In world where some higher level of sentience is ascribed and the conflicts are more nuanced than programmed bad guys, I think it's different.

In either case, I think it's a problem if all of the bad guys are made to look and act like a marginalized real-world group. So, I acknowledge that as why some depictions of D&D races are not acceptable.

Though, I am also find it worthwhile to ask what level of (if any) real-world inspiration is allowed to be used when creating a fantasy culture. When writing a story, can an author borrow aspects of a culture or religion upon which to base an idea? Is it expected that every aspect of a story is somehow wholly original? I would guess that the answer is somewhere between, but even asking those questions or trying to explore them often leads to assumed offense or assumed bigotry in contemporary culture.
To me there seems to be a lot going on in what you've posted. Probably too much for me to fully respond to all of it.

I personally find the notions of bias and bigotry useful in some contexts and not others. For instance, there are studies (at least in Australia; I imagine also in the US, Canada and the UK) which indicate that resumes that are otherwise identical attract different degrees of interest from prospective employers depending on the race/ethnicity that is suggested by the job applicant's name. That seems like a phenomenon where notions of bias (be that deliberate or "implicit") might have work to do.

When I'm looking at a literary work, I'm not normally forming a view about the author. I'm interested in the ideas that are conveyed by the work. These might include elements that reflect or were shaped by bigotry - eg a certain conception of how certain racial/ethnic markers correlate with threats to human life and civilisation. Whether or not the author is/was a bigot would be a different question.

I think that there are two issues, at least, that one might want to keep in mind when drawing on real cultures - particularly "minority" cultures (ie cultures that tend to be on the receiving rather than dealing end in contemporary political structures) - in the fantasy context. One: don't replicate correlations/interpretations that are grounded in, or express, bigoted ideas. Two, and on the assumption that you are not a participant in the culture in question: be cautious that your work isn't crowding out the work of those who are participants in the culture in question bringing their conception of their culture to life.

I don't see that either of those issues dictates a particular answer in any given case. But there are probably some approaches to authoring fantasy worlds that they do rule out.

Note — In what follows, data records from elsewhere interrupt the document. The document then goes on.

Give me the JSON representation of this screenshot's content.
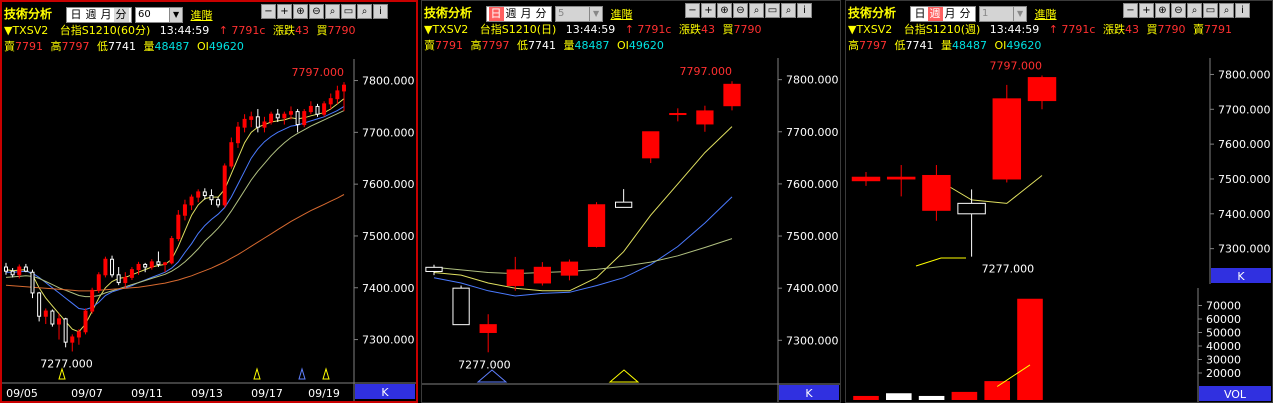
{
  "panels": [
    {
      "title": "技術分析",
      "symbol": "▼TXSV2",
      "name": "台指S1210(60分)",
      "time": "13:44:59",
      "period_opts": [
        "日",
        "週",
        "月",
        "分"
      ],
      "selected_period": "分",
      "interval": "60",
      "advanced": "進階",
      "quote": {
        "up_arrow": "↑",
        "last": "7791c",
        "chg_label": "漲跌",
        "chg": "43",
        "buy_label": "買",
        "buy": "7790",
        "sell_label": "賣",
        "sell": "7791",
        "high_label": "高",
        "high": "7797",
        "low_label": "低",
        "low": "7741",
        "vol_label": "量",
        "vol": "48487",
        "oi_label": "OI",
        "oi": "49620"
      }
    },
    {
      "title": "技術分析",
      "symbol": "▼TXSV2",
      "name": "台指S1210(日)",
      "time": "13:44:59",
      "period_opts": [
        "日",
        "週",
        "月",
        "分"
      ],
      "selected_period": "日",
      "interval": "5",
      "advanced": "進階",
      "quote": {
        "up_arrow": "↑",
        "last": "7791c",
        "chg_label": "漲跌",
        "chg": "43",
        "buy_label": "買",
        "buy": "7790",
        "sell_label": "賣",
        "sell": "7791",
        "high_label": "高",
        "high": "7797",
        "low_label": "低",
        "low": "7741",
        "vol_label": "量",
        "vol": "48487",
        "oi_label": "OI",
        "oi": "49620"
      }
    },
    {
      "title": "技術分析",
      "symbol": "▼TXSV2",
      "name": "台指S1210(週)",
      "time": "13:44:59",
      "period_opts": [
        "日",
        "週",
        "月",
        "分"
      ],
      "selected_period": "週",
      "interval": "1",
      "advanced": "進階",
      "quote": {
        "up_arrow": "↑",
        "last": "7791c",
        "chg_label": "漲跌",
        "chg": "43",
        "buy_label": "買",
        "buy": "7790",
        "sell_label": "賣",
        "sell": "7791",
        "high_label": "高",
        "high": "7797",
        "low_label": "低",
        "low": "7741",
        "vol_label": "量",
        "vol": "48487",
        "oi_label": "OI",
        "oi": "49620"
      }
    }
  ],
  "tool_icons": [
    "minimize-icon",
    "zoom-in-icon",
    "zoom-out-icon",
    "search-icon",
    "link-icon",
    "save-icon",
    "magnify-icon",
    "info-icon"
  ],
  "tool_glyphs": [
    "−",
    "+",
    "⊕",
    "⊖",
    "⌕",
    "▭",
    "⌕",
    "i"
  ],
  "colors": {
    "up": "#ff0000",
    "down": "#ffffff",
    "ma_yellow": "#e0e060",
    "ma_blue": "#4a7aff",
    "ma_green": "#b0c080",
    "ma_orange": "#d86a30",
    "axis_badge": "#3030e0"
  },
  "chart_data": [
    {
      "type": "candlestick",
      "panel": "60分",
      "ylim": [
        7220,
        7830
      ],
      "yticks": [
        7300,
        7400,
        7500,
        7600,
        7700,
        7800
      ],
      "ytick_labels": [
        "7300.000",
        "7400.000",
        "7500.000",
        "7600.000",
        "7700.000",
        "7800.000"
      ],
      "xtick_labels": [
        "09/05",
        "09/07",
        "09/11",
        "09/13",
        "09/17",
        "09/19"
      ],
      "axis_badge": "K",
      "max_label": "7797.000",
      "min_label": "7277.000",
      "candles": [
        [
          7440,
          7448,
          7425,
          7432
        ],
        [
          7432,
          7438,
          7420,
          7425
        ],
        [
          7425,
          7445,
          7418,
          7440
        ],
        [
          7440,
          7446,
          7430,
          7432
        ],
        [
          7430,
          7435,
          7380,
          7390
        ],
        [
          7390,
          7392,
          7335,
          7345
        ],
        [
          7345,
          7360,
          7330,
          7355
        ],
        [
          7355,
          7358,
          7325,
          7330
        ],
        [
          7330,
          7350,
          7300,
          7340
        ],
        [
          7340,
          7342,
          7285,
          7295
        ],
        [
          7295,
          7310,
          7277,
          7305
        ],
        [
          7305,
          7320,
          7290,
          7315
        ],
        [
          7315,
          7360,
          7310,
          7355
        ],
        [
          7355,
          7400,
          7350,
          7395
        ],
        [
          7395,
          7430,
          7390,
          7425
        ],
        [
          7425,
          7460,
          7420,
          7455
        ],
        [
          7455,
          7462,
          7420,
          7425
        ],
        [
          7425,
          7440,
          7405,
          7410
        ],
        [
          7410,
          7430,
          7400,
          7420
        ],
        [
          7420,
          7440,
          7415,
          7435
        ],
        [
          7435,
          7450,
          7425,
          7445
        ],
        [
          7445,
          7448,
          7430,
          7440
        ],
        [
          7440,
          7455,
          7435,
          7450
        ],
        [
          7450,
          7470,
          7440,
          7445
        ],
        [
          7445,
          7450,
          7430,
          7448
        ],
        [
          7448,
          7500,
          7445,
          7495
        ],
        [
          7495,
          7550,
          7490,
          7540
        ],
        [
          7540,
          7570,
          7530,
          7560
        ],
        [
          7560,
          7580,
          7550,
          7575
        ],
        [
          7575,
          7590,
          7565,
          7585
        ],
        [
          7585,
          7592,
          7570,
          7578
        ],
        [
          7578,
          7590,
          7560,
          7570
        ],
        [
          7570,
          7575,
          7555,
          7560
        ],
        [
          7560,
          7640,
          7555,
          7635
        ],
        [
          7635,
          7690,
          7630,
          7680
        ],
        [
          7680,
          7720,
          7670,
          7710
        ],
        [
          7710,
          7735,
          7700,
          7725
        ],
        [
          7725,
          7740,
          7710,
          7730
        ],
        [
          7730,
          7745,
          7700,
          7710
        ],
        [
          7710,
          7730,
          7700,
          7720
        ],
        [
          7720,
          7740,
          7715,
          7735
        ],
        [
          7735,
          7745,
          7720,
          7728
        ],
        [
          7728,
          7740,
          7715,
          7735
        ],
        [
          7735,
          7750,
          7725,
          7740
        ],
        [
          7740,
          7745,
          7700,
          7715
        ],
        [
          7715,
          7745,
          7710,
          7740
        ],
        [
          7740,
          7760,
          7735,
          7750
        ],
        [
          7750,
          7755,
          7730,
          7735
        ],
        [
          7735,
          7760,
          7730,
          7755
        ],
        [
          7755,
          7775,
          7745,
          7765
        ],
        [
          7765,
          7790,
          7755,
          7780
        ],
        [
          7780,
          7797,
          7741,
          7791
        ]
      ],
      "ma": [
        {
          "name": "",
          "color": "#e0e060",
          "values": [
            7435,
            7433,
            7434,
            7435,
            7425,
            7400,
            7380,
            7365,
            7350,
            7335,
            7320,
            7315,
            7330,
            7355,
            7380,
            7400,
            7412,
            7418,
            7420,
            7425,
            7430,
            7435,
            7440,
            7443,
            7445,
            7455,
            7480,
            7510,
            7540,
            7560,
            7572,
            7575,
            7575,
            7590,
            7620,
            7650,
            7680,
            7700,
            7710,
            7715,
            7720,
            7722,
            7724,
            7728,
            7726,
            7728,
            7732,
            7735,
            7738,
            7745,
            7755,
            7765
          ]
        },
        {
          "name": "",
          "color": "#4a7aff",
          "values": [
            7430,
            7430,
            7431,
            7432,
            7428,
            7420,
            7410,
            7400,
            7390,
            7380,
            7370,
            7360,
            7358,
            7362,
            7372,
            7385,
            7392,
            7396,
            7400,
            7404,
            7410,
            7415,
            7420,
            7425,
            7430,
            7438,
            7450,
            7468,
            7485,
            7505,
            7520,
            7532,
            7542,
            7555,
            7575,
            7600,
            7625,
            7650,
            7668,
            7682,
            7692,
            7700,
            7706,
            7712,
            7714,
            7718,
            7722,
            7726,
            7730,
            7736,
            7742,
            7750
          ]
        },
        {
          "name": "",
          "color": "#b0c080",
          "values": [
            7420,
            7421,
            7422,
            7423,
            7422,
            7418,
            7412,
            7406,
            7400,
            7395,
            7390,
            7385,
            7383,
            7383,
            7385,
            7390,
            7394,
            7398,
            7402,
            7406,
            7410,
            7414,
            7418,
            7422,
            7426,
            7432,
            7440,
            7450,
            7462,
            7475,
            7490,
            7502,
            7515,
            7530,
            7548,
            7568,
            7588,
            7608,
            7625,
            7640,
            7655,
            7668,
            7680,
            7690,
            7698,
            7705,
            7712,
            7718,
            7724,
            7730,
            7736,
            7742
          ]
        },
        {
          "name": "",
          "color": "#d86a30",
          "values": [
            7405,
            7404,
            7403,
            7402,
            7401,
            7400,
            7399,
            7398,
            7397,
            7396,
            7395,
            7394,
            7394,
            7394,
            7395,
            7396,
            7397,
            7398,
            7399,
            7400,
            7401,
            7403,
            7405,
            7407,
            7409,
            7412,
            7415,
            7419,
            7423,
            7428,
            7433,
            7438,
            7444,
            7450,
            7457,
            7464,
            7472,
            7480,
            7488,
            7496,
            7504,
            7512,
            7520,
            7528,
            7535,
            7542,
            7549,
            7555,
            7561,
            7567,
            7573,
            7580
          ]
        }
      ]
    },
    {
      "type": "candlestick",
      "panel": "日",
      "ylim": [
        7220,
        7830
      ],
      "yticks": [
        7300,
        7400,
        7500,
        7600,
        7700,
        7800
      ],
      "ytick_labels": [
        "7300.000",
        "7400.000",
        "7500.000",
        "7600.000",
        "7700.000",
        "7800.000"
      ],
      "xtick_labels": [],
      "axis_badge": "K",
      "max_label": "7797.000",
      "min_label": "7277.000",
      "candles": [
        [
          7440,
          7445,
          7425,
          7432
        ],
        [
          7400,
          7405,
          7330,
          7330
        ],
        [
          7315,
          7350,
          7277,
          7330
        ],
        [
          7405,
          7460,
          7395,
          7435
        ],
        [
          7410,
          7450,
          7405,
          7440
        ],
        [
          7425,
          7455,
          7415,
          7450
        ],
        [
          7480,
          7565,
          7478,
          7560
        ],
        [
          7565,
          7590,
          7555,
          7555
        ],
        [
          7650,
          7690,
          7640,
          7700
        ],
        [
          7735,
          7745,
          7720,
          7735
        ],
        [
          7715,
          7750,
          7700,
          7740
        ],
        [
          7750,
          7797,
          7741,
          7791
        ]
      ],
      "ma": [
        {
          "name": "",
          "color": "#e0e060",
          "values": [
            7430,
            7425,
            7410,
            7400,
            7395,
            7395,
            7420,
            7470,
            7540,
            7600,
            7660,
            7710
          ]
        },
        {
          "name": "",
          "color": "#4a7aff",
          "values": [
            7420,
            7410,
            7395,
            7385,
            7390,
            7392,
            7405,
            7420,
            7445,
            7480,
            7525,
            7575
          ]
        },
        {
          "name": "",
          "color": "#b0c080",
          "values": [
            7440,
            7435,
            7430,
            7428,
            7430,
            7432,
            7436,
            7442,
            7450,
            7462,
            7478,
            7495
          ]
        }
      ]
    },
    {
      "type": "candlestick",
      "panel": "週",
      "ylim": [
        7210,
        7830
      ],
      "yticks": [
        7300,
        7400,
        7500,
        7600,
        7700,
        7800
      ],
      "ytick_labels": [
        "7300.000",
        "7400.000",
        "7500.000",
        "7600.000",
        "7700.000",
        "7800.000"
      ],
      "xtick_labels": [],
      "axis_badge": "K",
      "max_label": "7797.000",
      "min_label": "7277.000",
      "candles": [
        [
          7495,
          7520,
          7480,
          7505
        ],
        [
          7500,
          7540,
          7450,
          7505
        ],
        [
          7410,
          7540,
          7380,
          7510
        ],
        [
          7430,
          7470,
          7277,
          7400
        ],
        [
          7500,
          7770,
          7490,
          7730
        ],
        [
          7725,
          7797,
          7700,
          7791
        ]
      ],
      "ma": [
        {
          "name": "",
          "color": "#e0e060",
          "values": [
            null,
            null,
            7500,
            7440,
            7430,
            7510
          ]
        }
      ]
    },
    {
      "type": "bar",
      "panel": "週 volume",
      "ylim": [
        0,
        80000
      ],
      "yticks": [
        20000,
        30000,
        40000,
        50000,
        60000,
        70000
      ],
      "ytick_labels": [
        "20000",
        "30000",
        "40000",
        "50000",
        "60000",
        "70000"
      ],
      "axis_badge": "VOL",
      "values": [
        3000,
        5000,
        3000,
        6000,
        14000,
        75000
      ],
      "ma": [
        null,
        null,
        null,
        null,
        10000,
        26000
      ]
    }
  ]
}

As screwed up as it may sound, IME there have been times when it seemed reasonable to choose my own survival over something (or someone) else -even without wizards or demons being involved. Years afterwards, I did struggle with whether or not that made me a bad person, but it seemed to make sense at the time. I can't say with certainty that my own individual decisions would be different or better in a D&D world.
To me this seems to raise a pretty different issue! One reason I prefer to work in political than moral philosophy is that I incline towards particularism in morality; and look to social and political institutions to resolve matters of interpersonal justice.